Interpreting the state’s Home Rule Charter Law, the Supreme Court of Pennsylvania upheld the City of Pittsburgh’s authority to enact the Paid Sick Days Act. This July 17, 2019 opinion reverses the decision of the Commonwealth Court of Pennsylvania and frees the PSDA from four years of legal limbo.
The Home Rule Charter Law limits the City’s authority to regulate business “except as expressly provided by statutes… Determining whether a statute provides “an express grant of authority” is a “vexing question,” the Court said. It held that Pittsburgh has the right to protect the health and safety of its residents under various statutes and that the Paid Sick Days Act was an exercise of that right.
The PSDA was initially enacted in 2015 and was to be effective in January 2016 but had been enjoined pending the outcome of the legal proceedings. Pittsburgh must now decide when it will begin enforcing the PSDA and how it will deal with the fact that employers were supposed to have allowed employees to accrue and use sick leave under the PSDA for the past 3 1/2 years.

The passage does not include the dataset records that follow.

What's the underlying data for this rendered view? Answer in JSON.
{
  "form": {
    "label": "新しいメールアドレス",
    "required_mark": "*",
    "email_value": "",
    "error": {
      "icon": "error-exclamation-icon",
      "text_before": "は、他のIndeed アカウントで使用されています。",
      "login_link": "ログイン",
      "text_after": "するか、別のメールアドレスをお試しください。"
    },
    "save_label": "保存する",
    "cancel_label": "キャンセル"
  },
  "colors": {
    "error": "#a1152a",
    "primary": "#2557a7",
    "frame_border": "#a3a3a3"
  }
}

The Pittsburgh Sick Days Act hews to the typical architecture of a paid sick time law. Employees of employers with at least fifteen employees would accrue one hour of paid time for every 35 hours worked, to a maximum of 40 hours annually. Employees of smaller employers would accrue up to 24 hours of unpaid time during the first year of the law and paid time in subsequent years.